Though it looks like we still have one table management issue to sort out before we dig into this. I don’t see this harsh limitation of a 3.5 hour session keeping us from wrapping up all of these threads. Unless the players chicken out! But they won’t.
Cast o’ Characters: Foam the Gnome (I/T), Arnaud (C1), Billy Bob (F1), Edmund (F1)
Treasure XP: 7350
Monster XP: 510
Total XP to divide up: 7860
Total gold to divide up: 7915 (includes Logosloth’s belongings)
** Note we will be dividing up shares based on levels going forward. Does not impact the shares YET but it will!!
Total XP shares: 1965
Total Gold shares: 1978.75 gp
Helvetica (Magic-user/Thief) — Killed by a zombie in the dungeons near Urgrecht during session 2.
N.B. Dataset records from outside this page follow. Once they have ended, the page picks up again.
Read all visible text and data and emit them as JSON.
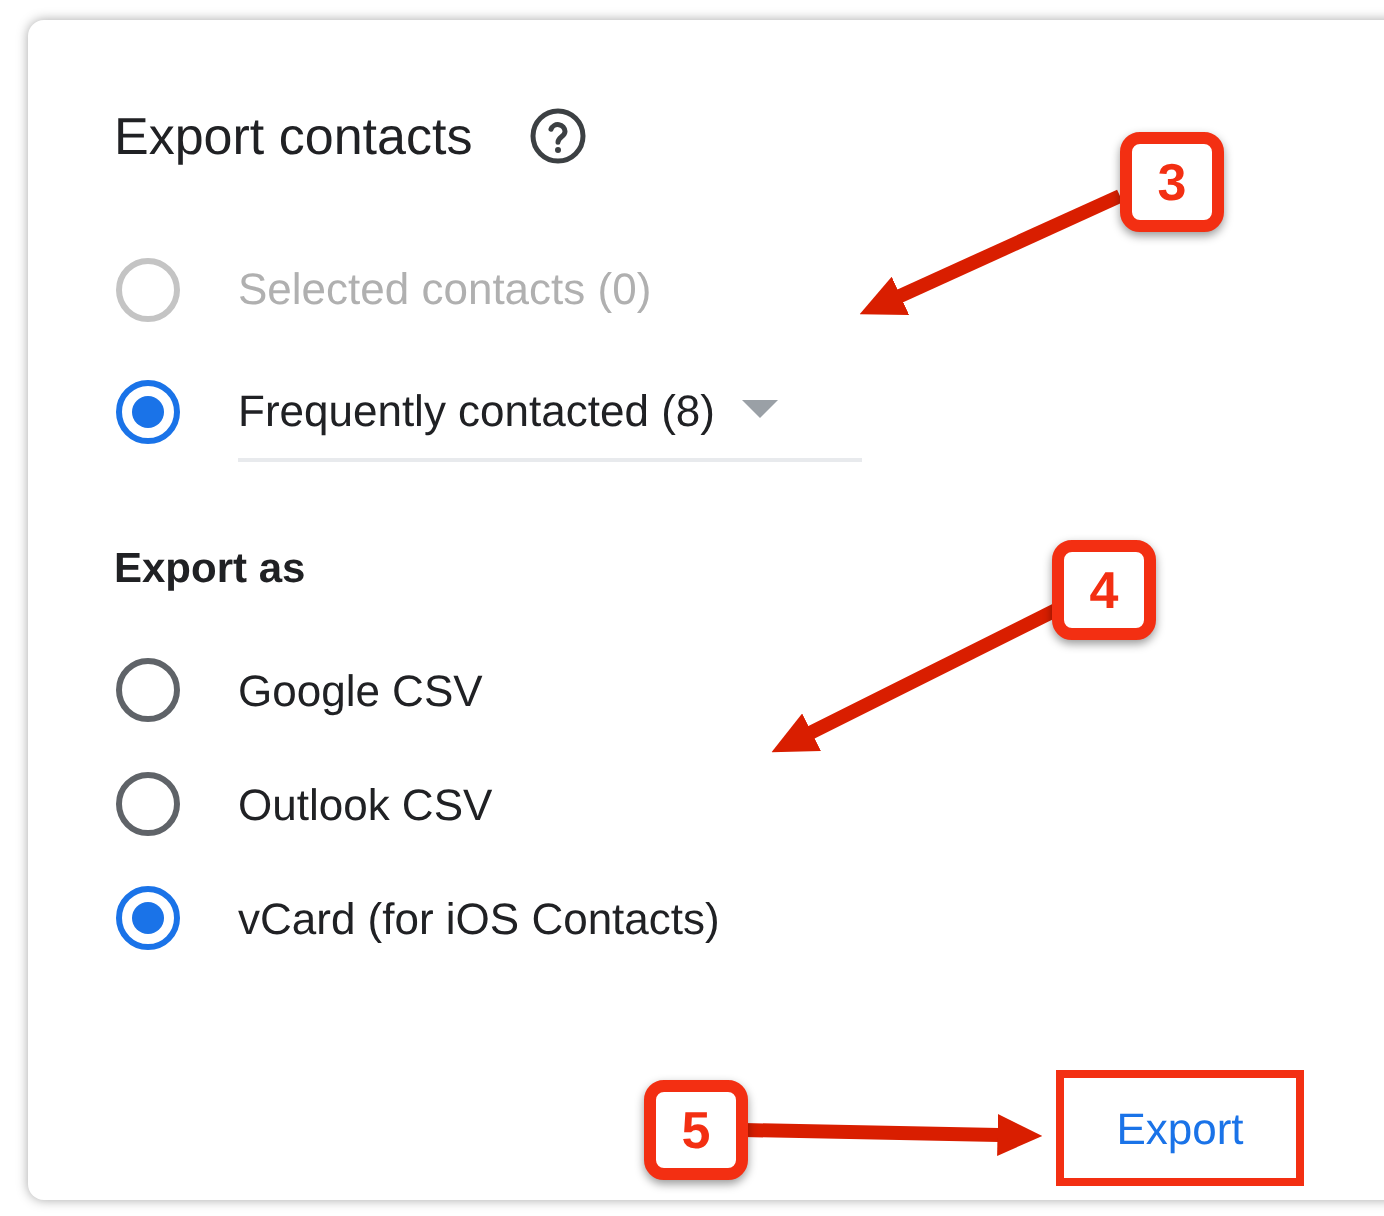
{
  "dialog": {
    "title": "Export contacts",
    "scope_options": [
      {
        "label": "Selected contacts (0)",
        "selected": false,
        "disabled": true,
        "kind": "plain"
      },
      {
        "label": "Frequently contacted (8)",
        "selected": true,
        "disabled": false,
        "kind": "dropdown"
      }
    ],
    "format_heading": "Export as",
    "format_options": [
      {
        "label": "Google CSV",
        "selected": false
      },
      {
        "label": "Outlook CSV",
        "selected": false
      },
      {
        "label": "vCard (for iOS Contacts)",
        "selected": true
      }
    ],
    "export_button": {
      "label": "Export",
      "highlighted": true
    }
  },
  "callouts": [
    {
      "label": "3"
    },
    {
      "label": "4"
    },
    {
      "label": "5"
    }
  ]
}
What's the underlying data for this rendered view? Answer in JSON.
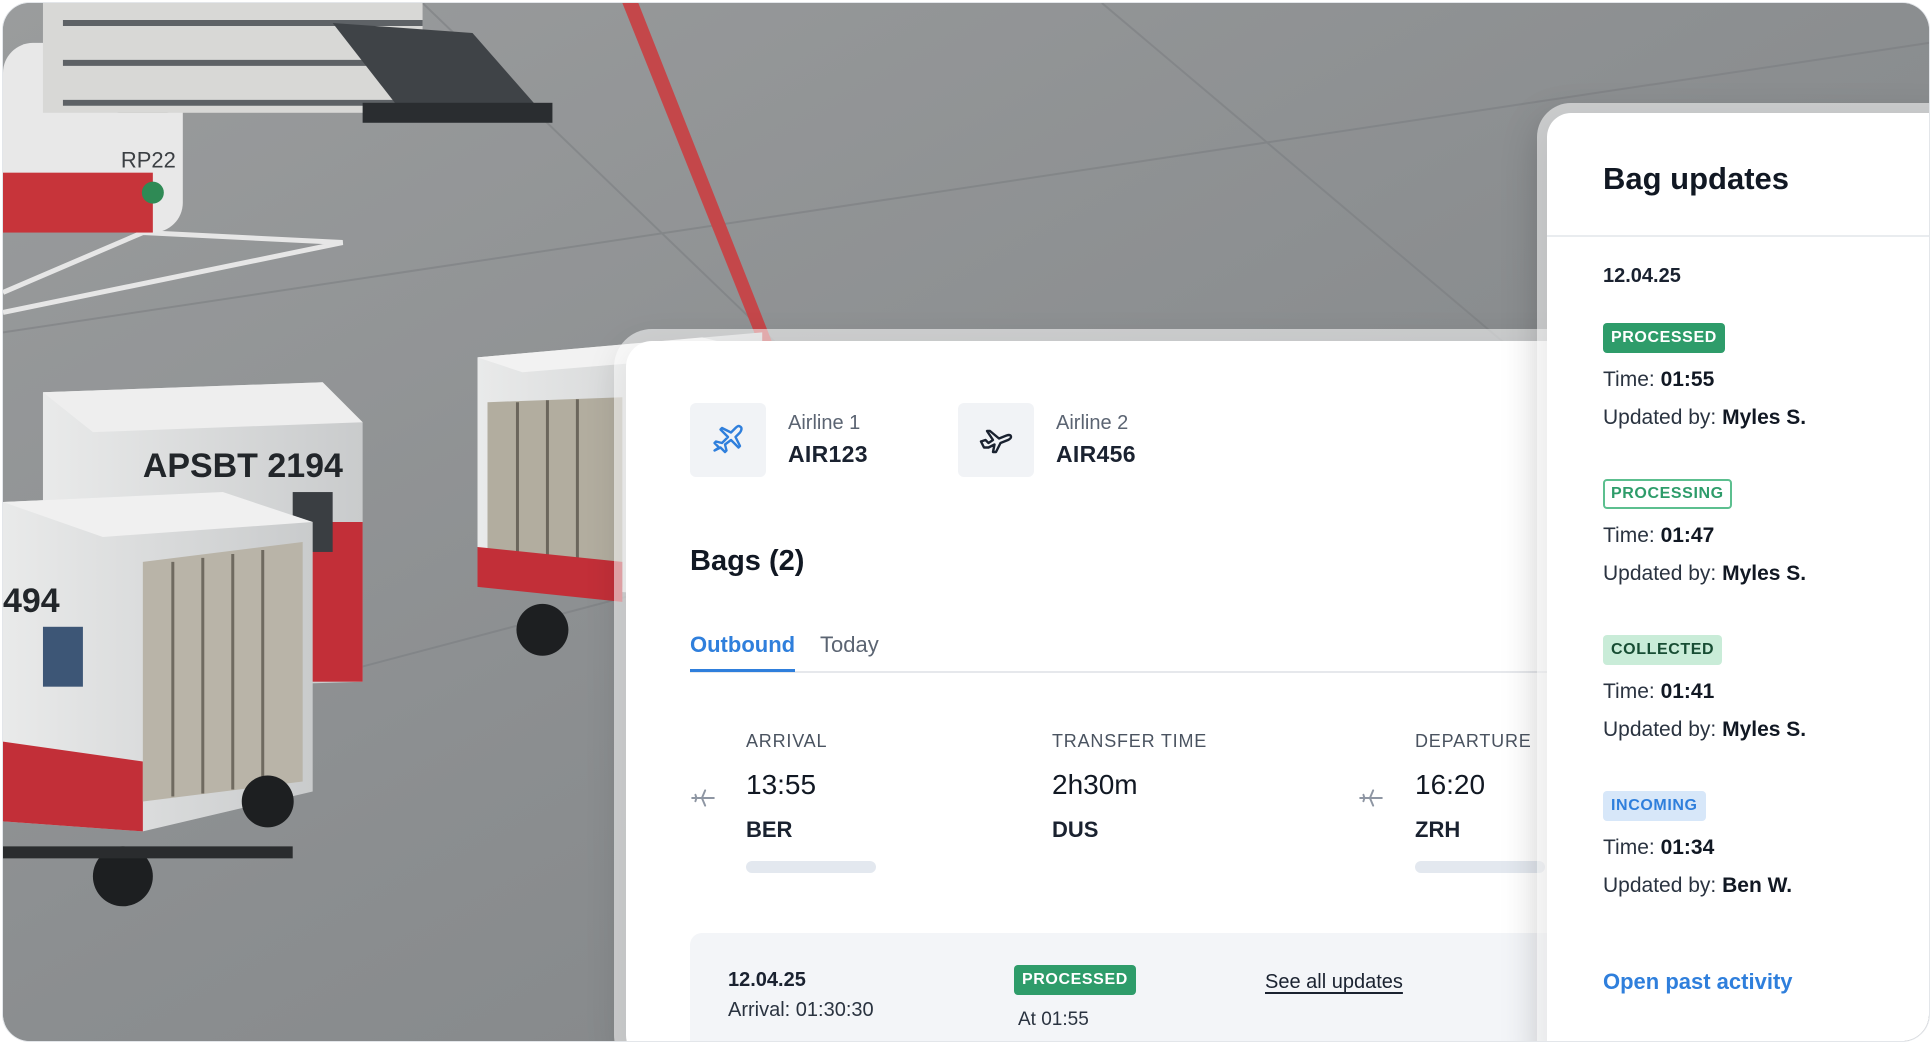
{
  "airlines": [
    {
      "label": "Airline 1",
      "code": "AIR123",
      "icon": "plane-takeoff-icon"
    },
    {
      "label": "Airline 2",
      "code": "AIR456",
      "icon": "plane-icon"
    }
  ],
  "bags": {
    "title": "Bags (2)",
    "tabs": [
      {
        "label": "Outbound",
        "active": true
      },
      {
        "label": "Today",
        "active": false
      }
    ],
    "route": {
      "arrival": {
        "label": "ARRIVAL",
        "time": "13:55",
        "code": "BER"
      },
      "transfer": {
        "label": "TRANSFER TIME",
        "time": "2h30m",
        "code": "DUS"
      },
      "departure": {
        "label": "DEPARTURE",
        "time": "16:20",
        "code": "ZRH"
      }
    },
    "summary": {
      "date": "12.04.25",
      "arrival": "Arrival: 01:30:30",
      "status": "PROCESSED",
      "at": "At 01:55",
      "link": "See all updates"
    }
  },
  "updates": {
    "title": "Bag updates",
    "date": "12.04.25",
    "entries": [
      {
        "status": "PROCESSED",
        "time_label": "Time: ",
        "time": "01:55",
        "by_label": "Updated by: ",
        "by": "Myles S."
      },
      {
        "status": "PROCESSING",
        "time_label": "Time: ",
        "time": "01:47",
        "by_label": "Updated by: ",
        "by": "Myles S."
      },
      {
        "status": "COLLECTED",
        "time_label": "Time: ",
        "time": "01:41",
        "by_label": "Updated by: ",
        "by": "Myles S."
      },
      {
        "status": "INCOMING",
        "time_label": "Time: ",
        "time": "01:34",
        "by_label": "Updated by: ",
        "by": "Ben W."
      }
    ],
    "open_link": "Open past activity"
  },
  "photo": {
    "container_labels": [
      "APSBT 2194",
      "494",
      "RP22"
    ]
  },
  "colors": {
    "accent": "#2f7fdc",
    "processed": "#2e9c6a",
    "collected_bg": "#c9ecd8",
    "incoming_bg": "#d7e7f9"
  }
}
Hugo (Fighter 1) – MIA during downtime prior to Session 6.
Moonshine (Druid) — Killed by a hobgoblin in a dispute over a door during session 6.
Billy (F) — Imprisoned by trolls in the slave pits of Steadington during session 7. Presumed dead. [He came back with friends.]
Ur (Half-orc Fighter) — Killed by a hobgoblin on level two of the dungeon at Urgrecht during session 7.
Dark Leaf (Human Thief) — Speared twice by two bugbears on level three of the dungeon at Urgrecht during session 8.
Logosloth (F) — Killed by a poison dart from an iron trunk in a secret room during session 12.